The poet Ludwig Helmbold (Louis Helmboldt), in the tone and power of his compositions, is more akin to Martin Luther and his contemporaries, although in age he belongs to a later generation..
He was, like Nikolaus Selnecker and Bartholomäus Ringwaldt, a native of one of the great free cities, Mühlhausen, where his father, a wealthy woollen manufacturer, was a senator and had married into one of the neighbouring noble families. At fifteen the young Ludwig already went to the university of Erfurt.
At eighteen his native city made him head-master of one of its schools - a position, however, which he found it best to resign in about eighteen months. He then returned to Erfurt, obtained a professorship, and for seventeen years was Dean of the Philosophical Faculty. At this university there was at that time both a Romanist and an Evangelical party; and when the former from political circumstances for a while obtained the preponderance, Helmbold, as a leader of the latter, was obliged to leave, to the great indignation of the town and the students.
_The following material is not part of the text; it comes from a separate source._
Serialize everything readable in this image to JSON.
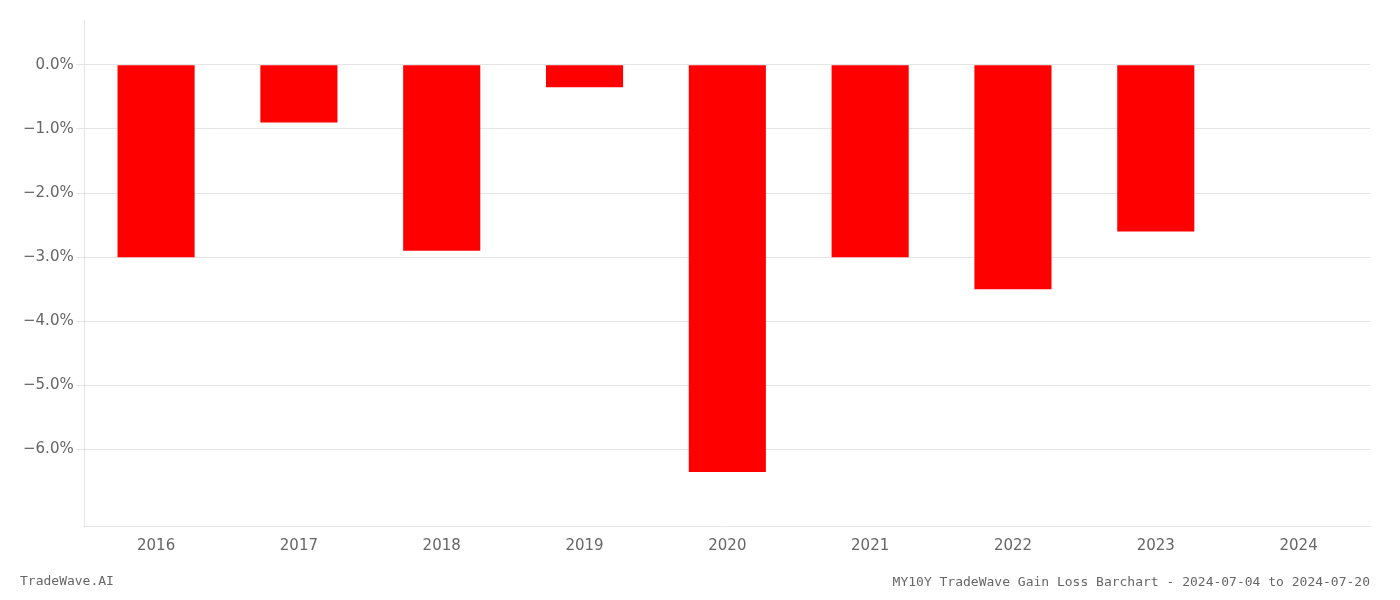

He went back to Mühlhausen, and at the age of forty took orders, and was appointed by the town-council to one of their churches, and to the rectorship of a great school; and was finally made general-superintendent, an office answering to that of a bishop with us.
Ludwig Helmbold was one of the principal poets of his day, and published a number of Latin odes and elegies, for which the Emperor Maximilian, at the Diet of Augsburg, awarded him the honours and emoluments of poet-laureate. Of his German writings the odes are said to be very poor, but he was a fertile song-writer both for the school and home, after the manner of Nikolaus Herman, and for the Church. One of his hymns is to be found in all German hymn-books, and has rooted itself among the people. It was written in 1563, when a terrible pestilence attacked Erfurt, and in the course of a year destroyed 4,000 of its inhabitants, so that the university had to be broken up for some months. Helmbold gave this hymn to the wife of one of his friends, as she was starting on a hasty flight from the city; and in most of the old hymn-books it is headed ‘The True Christian's Vade-Mecum’.